Take a Break for Some Art
About a block away from Local Feed is the High South Art House gallery, which is on North Broadway next to Georgetown City Hall. Owners Margie and David Rigney feature works made by Kentucky artists that sell for prices ranging from $3 to $500.
“We really wanted to make sure that our Art House was affordable for everyone,” David Rigney says. “It’s very affordable to come in here and purchase either a unique print, a unique piece of ceramic work, a unique painting, something that no one else is going to have.”
The Rigneys have worked hard to create a welcoming community for local artists. High South Art House also offers monthly classes, and artists can use the space as a working studio so patrons can watch the creative process in action. You might find ceramic pieces by Lexington potter Amanda Christianson, hand-crafted furniture and décor pieces by Nick Arlinghaus and Ryan Corrigan of Lakeside Woodworks in Georgetown, or watercolors by Lexington painter Katie Logan.
“One of the best things about being involved with an art gallery is the opportunity that you have to talk to people and meet people, and they get to see you do your work first-hand,” says Logan.
Burgers and Beer in the Mountains
When Tyler Ward returned to his hometown of Whitesburg after five years in Vermont, he realized there was no place to get a good craft beer in the mountain town of 2,000 people.
“Instead of complaining about it, [I decided to] open a great craft beer place,” says the attorney and entrepreneur Ward. “I believe people in the mountains deserve just as nice things as anywhere else in the world.”
And so The Thirsty Heifer was born in a Main Street space that was once home to the Courthouse Café.
Although they serve steaks, fish, and pizzas, the specialty at The Thirsty Heifer is burgers made with farm-to-table beef from JSW Farms in West Liberty, and served on buns baked daily at the restaurant. (They also offer a veggie burger for non-meat eaters.) Patrons can select their own burger toppings, or go with signature creations like the blue cheese and prosciutto burger, or the Holy Ghost Pepper Burger that comes with ghost pepper cheese as well as jalapeno, habanero, and chipotle peppers.
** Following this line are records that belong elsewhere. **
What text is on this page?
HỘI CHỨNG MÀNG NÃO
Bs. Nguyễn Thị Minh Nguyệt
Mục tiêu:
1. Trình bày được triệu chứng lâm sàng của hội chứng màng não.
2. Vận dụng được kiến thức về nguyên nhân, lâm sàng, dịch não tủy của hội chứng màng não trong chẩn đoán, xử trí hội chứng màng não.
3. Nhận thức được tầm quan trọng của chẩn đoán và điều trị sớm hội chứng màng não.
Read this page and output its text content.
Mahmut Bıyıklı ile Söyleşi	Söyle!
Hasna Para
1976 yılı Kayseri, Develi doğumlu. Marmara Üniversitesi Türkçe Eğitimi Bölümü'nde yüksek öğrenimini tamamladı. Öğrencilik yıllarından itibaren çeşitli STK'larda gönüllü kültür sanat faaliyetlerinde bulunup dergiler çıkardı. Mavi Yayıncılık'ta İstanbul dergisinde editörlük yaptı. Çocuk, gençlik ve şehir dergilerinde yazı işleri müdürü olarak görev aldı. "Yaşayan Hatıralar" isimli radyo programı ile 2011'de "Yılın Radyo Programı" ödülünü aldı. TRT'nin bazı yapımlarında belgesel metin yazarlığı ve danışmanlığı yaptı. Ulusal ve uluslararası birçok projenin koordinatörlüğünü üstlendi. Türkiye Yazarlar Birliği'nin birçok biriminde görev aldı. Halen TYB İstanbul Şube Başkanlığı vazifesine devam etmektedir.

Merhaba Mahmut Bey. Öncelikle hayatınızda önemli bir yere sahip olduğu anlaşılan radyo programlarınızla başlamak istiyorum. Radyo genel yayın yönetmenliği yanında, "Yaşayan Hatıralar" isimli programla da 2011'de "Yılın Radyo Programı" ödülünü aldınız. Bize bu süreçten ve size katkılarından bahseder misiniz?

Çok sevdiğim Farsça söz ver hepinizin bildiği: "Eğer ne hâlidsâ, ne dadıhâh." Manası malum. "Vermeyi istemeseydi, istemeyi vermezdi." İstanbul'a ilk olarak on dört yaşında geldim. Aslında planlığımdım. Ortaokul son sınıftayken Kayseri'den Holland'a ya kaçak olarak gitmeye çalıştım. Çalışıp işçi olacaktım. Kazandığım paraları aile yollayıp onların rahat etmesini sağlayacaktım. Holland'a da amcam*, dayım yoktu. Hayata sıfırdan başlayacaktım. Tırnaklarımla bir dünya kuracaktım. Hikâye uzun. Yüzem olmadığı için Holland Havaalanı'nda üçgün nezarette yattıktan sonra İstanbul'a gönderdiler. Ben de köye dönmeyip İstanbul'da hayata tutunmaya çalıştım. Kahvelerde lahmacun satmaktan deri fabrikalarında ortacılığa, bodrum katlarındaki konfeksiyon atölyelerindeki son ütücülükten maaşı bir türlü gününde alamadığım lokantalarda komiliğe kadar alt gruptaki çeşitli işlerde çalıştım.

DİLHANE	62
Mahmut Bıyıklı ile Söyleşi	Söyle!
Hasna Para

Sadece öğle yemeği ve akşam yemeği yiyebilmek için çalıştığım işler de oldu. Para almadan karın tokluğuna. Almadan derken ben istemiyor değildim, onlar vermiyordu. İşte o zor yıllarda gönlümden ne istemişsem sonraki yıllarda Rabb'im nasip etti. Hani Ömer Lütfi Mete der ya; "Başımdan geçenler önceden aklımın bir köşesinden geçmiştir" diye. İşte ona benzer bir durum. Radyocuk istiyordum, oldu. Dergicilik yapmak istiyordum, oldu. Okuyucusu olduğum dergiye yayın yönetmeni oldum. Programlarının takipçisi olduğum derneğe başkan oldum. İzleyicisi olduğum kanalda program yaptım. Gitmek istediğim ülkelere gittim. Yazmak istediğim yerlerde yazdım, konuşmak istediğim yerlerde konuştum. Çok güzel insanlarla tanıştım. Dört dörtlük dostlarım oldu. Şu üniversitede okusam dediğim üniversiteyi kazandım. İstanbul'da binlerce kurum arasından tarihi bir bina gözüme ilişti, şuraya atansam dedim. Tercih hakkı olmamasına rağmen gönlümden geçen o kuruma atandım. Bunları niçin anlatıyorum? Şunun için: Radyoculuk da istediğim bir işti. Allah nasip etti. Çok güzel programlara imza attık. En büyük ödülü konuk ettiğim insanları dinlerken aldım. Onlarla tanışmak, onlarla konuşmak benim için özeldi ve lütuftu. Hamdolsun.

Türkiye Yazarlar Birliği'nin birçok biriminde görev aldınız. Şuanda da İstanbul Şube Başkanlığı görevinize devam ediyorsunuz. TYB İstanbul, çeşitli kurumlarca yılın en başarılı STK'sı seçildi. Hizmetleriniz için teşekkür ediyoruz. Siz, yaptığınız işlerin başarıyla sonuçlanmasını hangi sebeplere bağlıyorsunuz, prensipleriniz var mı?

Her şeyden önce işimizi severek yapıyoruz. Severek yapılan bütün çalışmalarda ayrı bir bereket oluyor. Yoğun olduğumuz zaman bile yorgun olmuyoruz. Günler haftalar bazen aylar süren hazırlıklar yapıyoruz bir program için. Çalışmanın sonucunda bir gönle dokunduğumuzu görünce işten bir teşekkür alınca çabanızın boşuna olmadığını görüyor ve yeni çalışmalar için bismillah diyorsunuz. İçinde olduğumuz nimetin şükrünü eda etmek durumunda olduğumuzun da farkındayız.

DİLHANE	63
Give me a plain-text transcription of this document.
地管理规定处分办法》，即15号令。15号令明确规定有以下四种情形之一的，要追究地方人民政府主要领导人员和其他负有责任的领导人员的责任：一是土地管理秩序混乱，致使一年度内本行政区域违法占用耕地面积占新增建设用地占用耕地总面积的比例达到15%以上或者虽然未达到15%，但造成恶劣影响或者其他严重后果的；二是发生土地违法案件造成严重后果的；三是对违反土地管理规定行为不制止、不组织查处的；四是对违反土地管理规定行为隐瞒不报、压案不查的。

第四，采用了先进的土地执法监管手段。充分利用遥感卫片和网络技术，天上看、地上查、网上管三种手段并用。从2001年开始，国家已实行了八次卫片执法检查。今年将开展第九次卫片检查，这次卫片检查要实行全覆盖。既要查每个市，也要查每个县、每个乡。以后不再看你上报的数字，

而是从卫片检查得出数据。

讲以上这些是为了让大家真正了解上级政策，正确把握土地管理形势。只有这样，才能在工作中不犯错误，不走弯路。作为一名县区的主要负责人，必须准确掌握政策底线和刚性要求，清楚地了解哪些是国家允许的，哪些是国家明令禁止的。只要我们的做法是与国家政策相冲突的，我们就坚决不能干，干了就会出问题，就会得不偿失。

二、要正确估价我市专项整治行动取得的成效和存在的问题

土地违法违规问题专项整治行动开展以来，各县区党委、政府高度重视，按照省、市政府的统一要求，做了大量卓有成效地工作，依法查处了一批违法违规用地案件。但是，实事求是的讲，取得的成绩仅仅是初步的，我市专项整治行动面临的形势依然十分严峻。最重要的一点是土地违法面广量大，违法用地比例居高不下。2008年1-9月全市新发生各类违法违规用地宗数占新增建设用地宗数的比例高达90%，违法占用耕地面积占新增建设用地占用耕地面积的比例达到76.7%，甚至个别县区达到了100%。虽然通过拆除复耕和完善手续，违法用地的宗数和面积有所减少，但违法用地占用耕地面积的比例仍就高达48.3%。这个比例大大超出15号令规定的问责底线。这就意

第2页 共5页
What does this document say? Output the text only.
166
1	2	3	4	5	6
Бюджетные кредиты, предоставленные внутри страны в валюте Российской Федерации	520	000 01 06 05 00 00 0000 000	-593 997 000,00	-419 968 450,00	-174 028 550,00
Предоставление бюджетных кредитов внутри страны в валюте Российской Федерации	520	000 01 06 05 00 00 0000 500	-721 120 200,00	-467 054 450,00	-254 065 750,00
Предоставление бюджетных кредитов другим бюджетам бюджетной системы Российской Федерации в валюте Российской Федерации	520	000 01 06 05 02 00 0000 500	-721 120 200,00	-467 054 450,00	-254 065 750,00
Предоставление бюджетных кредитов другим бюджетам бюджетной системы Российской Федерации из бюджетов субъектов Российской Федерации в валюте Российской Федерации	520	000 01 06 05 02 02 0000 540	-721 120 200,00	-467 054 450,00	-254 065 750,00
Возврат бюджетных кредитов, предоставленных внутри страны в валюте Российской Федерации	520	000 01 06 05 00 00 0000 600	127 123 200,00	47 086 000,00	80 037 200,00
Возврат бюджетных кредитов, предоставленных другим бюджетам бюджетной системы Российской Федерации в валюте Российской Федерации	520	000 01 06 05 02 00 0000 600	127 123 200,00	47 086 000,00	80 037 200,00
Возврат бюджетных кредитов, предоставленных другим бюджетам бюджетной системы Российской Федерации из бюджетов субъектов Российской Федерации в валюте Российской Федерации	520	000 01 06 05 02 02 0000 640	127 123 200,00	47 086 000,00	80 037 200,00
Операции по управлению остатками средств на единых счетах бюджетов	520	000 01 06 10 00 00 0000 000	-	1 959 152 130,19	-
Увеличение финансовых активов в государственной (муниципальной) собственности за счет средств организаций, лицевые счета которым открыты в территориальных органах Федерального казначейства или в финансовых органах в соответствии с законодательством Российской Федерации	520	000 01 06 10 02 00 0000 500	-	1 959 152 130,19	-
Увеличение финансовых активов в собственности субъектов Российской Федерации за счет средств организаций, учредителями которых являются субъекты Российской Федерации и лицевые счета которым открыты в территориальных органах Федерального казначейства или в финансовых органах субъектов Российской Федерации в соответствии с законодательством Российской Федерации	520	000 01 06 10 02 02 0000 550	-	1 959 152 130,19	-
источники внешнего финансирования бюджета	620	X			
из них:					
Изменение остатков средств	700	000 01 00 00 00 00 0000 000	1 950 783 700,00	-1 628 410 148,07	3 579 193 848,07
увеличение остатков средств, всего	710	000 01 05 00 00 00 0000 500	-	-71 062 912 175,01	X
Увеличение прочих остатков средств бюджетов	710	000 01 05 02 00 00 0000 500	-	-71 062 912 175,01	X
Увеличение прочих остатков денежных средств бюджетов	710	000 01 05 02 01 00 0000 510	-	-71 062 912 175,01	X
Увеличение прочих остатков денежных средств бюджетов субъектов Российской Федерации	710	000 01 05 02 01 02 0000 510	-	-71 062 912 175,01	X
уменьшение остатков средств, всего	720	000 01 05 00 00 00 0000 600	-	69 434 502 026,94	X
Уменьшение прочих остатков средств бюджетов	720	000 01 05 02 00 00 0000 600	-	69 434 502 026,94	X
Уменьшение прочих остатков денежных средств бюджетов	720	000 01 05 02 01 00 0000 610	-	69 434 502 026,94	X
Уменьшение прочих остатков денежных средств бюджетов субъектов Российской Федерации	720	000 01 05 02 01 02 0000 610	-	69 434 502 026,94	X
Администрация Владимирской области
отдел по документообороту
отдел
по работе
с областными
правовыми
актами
And where there are burgers, there must be fries and shakes. Ward says The Thirsty Heifer has French fries cut to order, then twice fried in beef tallow. Patrons can chose from four house-made seasoning blends to coat their fries: an Indian blend with cumin, turmeric, and curry; an Italian blend; a peppercorn blend; and something called the Holy Cow Hot and Spicy blend.
To counteract that heat, there are old-fashioned hand-spun milkshakes, including one that laced with Whitesburg’s own Kentucky Mist moonshine. The restaurant’s bar also features 16 premium craft and imported beers on tap.